Opinie

www.sxc.hu
www.sxc.hu

Inflacja i psucie pieniądza w starożytnych Chinach

Instytut Misesa

Instytut Misesa

Instytut Ludwiga von Misesa ufundowany we Wrocławiu w sierpniu 2003 r. jest niezależnym i nienastawionym na zysk ośrodkiem badawczo-edukacyjnym, odwołującym się do tradycji austriackiej szkoły ekonomii, dorobku klasycznego liberalizmu oraz libertariańskiej myśli politycznej. Instytut został nazwany na cześć – naszym zdaniem najwybitniejszego ekonomisty XX w. – Ludwiga von Misesa.

  • Opublikowano: 4 lutego 2013, 09:02

  • Powiększ tekst

Między szóstym a czwartym wiekiem przed naszą erą powstały w Chinach trzy główne szkoły myśli politycznej: legistów, taoistów i konfucjanistów. Najpóźniejsza z nich, naiwna szkoła legistów, zwyczajnie wierzyła w maksymalną siłę państwa i doradzała władcom, jak ją powiększać.

Taoiści natomiast byli pierwszymi libertarianami na świecie, którzy wierzyli, że gospodarka i życie społeczne nie wymagają ingerencji rządu. Konfucjaniści znajdowali się zaś pośrodku drogi w tej zasadniczej kwestii. Konfucjusz (551–479 p.n.e.), który rzeczywiście nosił imię Kong Qiu, był erudytą pochodzącym ze zbiedniałej arystokratycznej rodziny wywodzącej się z podupadłej dynastii Yin. Został Wielkim Marszałkiem w państwie Sung. Chociaż konfucjaniści byli nastawieni bardziej idealistycznie, to w praktyce niewiele różnili się od legalistów, gdyż konfucjanizm w znacznej mierze poświęcił się osadzeniem u władzy filozoficznie usposobionych biurokratów, którzy mieli rządzić Chinami.

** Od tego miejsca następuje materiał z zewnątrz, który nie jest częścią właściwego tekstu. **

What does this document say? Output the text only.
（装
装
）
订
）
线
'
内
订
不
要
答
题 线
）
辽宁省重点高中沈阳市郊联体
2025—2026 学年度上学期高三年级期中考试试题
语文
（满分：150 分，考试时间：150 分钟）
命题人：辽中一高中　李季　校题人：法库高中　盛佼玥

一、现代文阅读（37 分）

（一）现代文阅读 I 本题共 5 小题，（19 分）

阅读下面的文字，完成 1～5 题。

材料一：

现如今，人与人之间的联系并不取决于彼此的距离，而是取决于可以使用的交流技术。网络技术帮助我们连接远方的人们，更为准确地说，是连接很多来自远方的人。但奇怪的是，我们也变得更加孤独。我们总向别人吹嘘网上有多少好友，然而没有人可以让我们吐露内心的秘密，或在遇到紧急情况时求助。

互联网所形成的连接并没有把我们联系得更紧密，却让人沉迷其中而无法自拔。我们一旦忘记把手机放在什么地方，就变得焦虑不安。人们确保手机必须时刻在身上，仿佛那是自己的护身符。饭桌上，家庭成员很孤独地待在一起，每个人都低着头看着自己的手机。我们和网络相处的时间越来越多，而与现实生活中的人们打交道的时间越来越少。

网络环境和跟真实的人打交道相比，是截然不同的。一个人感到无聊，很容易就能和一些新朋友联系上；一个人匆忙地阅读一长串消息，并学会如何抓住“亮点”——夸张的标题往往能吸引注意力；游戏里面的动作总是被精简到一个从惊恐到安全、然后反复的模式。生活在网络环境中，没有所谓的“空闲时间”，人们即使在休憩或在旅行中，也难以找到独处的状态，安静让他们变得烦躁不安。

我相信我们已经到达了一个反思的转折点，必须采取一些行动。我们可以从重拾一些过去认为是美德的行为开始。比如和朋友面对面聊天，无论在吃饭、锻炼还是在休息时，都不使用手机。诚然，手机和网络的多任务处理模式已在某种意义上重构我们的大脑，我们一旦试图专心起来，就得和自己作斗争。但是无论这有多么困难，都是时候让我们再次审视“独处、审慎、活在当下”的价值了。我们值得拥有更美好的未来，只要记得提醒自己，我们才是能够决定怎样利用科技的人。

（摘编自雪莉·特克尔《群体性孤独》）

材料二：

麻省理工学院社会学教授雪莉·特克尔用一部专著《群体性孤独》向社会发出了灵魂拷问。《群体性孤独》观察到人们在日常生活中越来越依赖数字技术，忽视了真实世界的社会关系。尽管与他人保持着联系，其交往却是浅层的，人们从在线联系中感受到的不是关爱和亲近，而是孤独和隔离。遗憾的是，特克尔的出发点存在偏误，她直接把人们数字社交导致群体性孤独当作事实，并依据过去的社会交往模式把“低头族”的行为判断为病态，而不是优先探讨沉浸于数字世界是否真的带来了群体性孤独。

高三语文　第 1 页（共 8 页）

Znacznie bardziej interesującymi filozofami chińskimi byli taoiści, którym początek dał ogromnie ważny, lecz tajemniczy Laozi. Nie wiemy wiele o jego życiu, ale prawdopodobnie był on rówieśnikiem i znajomym Konfucjusza. Tak jak i on pochodził z państwa Sung i był potomkiem niższej arystokracji z dynastii Yin. Obaj mężczyźni żyli w okresie zawieruchy, wojen i etatyzmu, ale odmiennie się wobec nich zachowali. Laozi doszedł do wniosku, że jednostka i jej szczęście są kluczowym składnikami społeczeństwa. Jeżeli społeczne instytucje hamują rozkwit jednostki i ograniczają jej szczęście, to należy te instytucje ograniczyć lub zlikwidować. Dla indywidualisty, jakim był Laozi, rząd ze swoimi „prawami i regulacjami liczniejszymi od włosów wołu” „był złośliwym oprawcą jednostki”. „Należało się go obawiać bardziej niż zajadłych tygrysów”. Rząd musi zostać ograniczony do najmniejszego, możliwego rozmiaru. „Bezczynność” stała się dewizą Laozi, gdyż tylko bezczynność rządu pozwala jednostce na rozkwit i osiągnięcie szczęścia. Jakakolwiek interwencja rządowa była jego zdaniem kontrproduktywna i prowadziła do chaosu  i zawieruchy. Będąc pierwszym ekonomistą politycznym dopatrującym się systemowych skutków rządowych interwencji i odnoszącym się do codziennego, ludzkiego doświadczenia, Laozi doszedł do swojego najgłębszego wniosku: „Im więcej istnieje na świecie sztucznych tabu i ograniczeń, tym biedniejsi są ludzie — im wyższe znaczenie mają prawa i regulacje, tym więcej jest złodziei i rabusiów”.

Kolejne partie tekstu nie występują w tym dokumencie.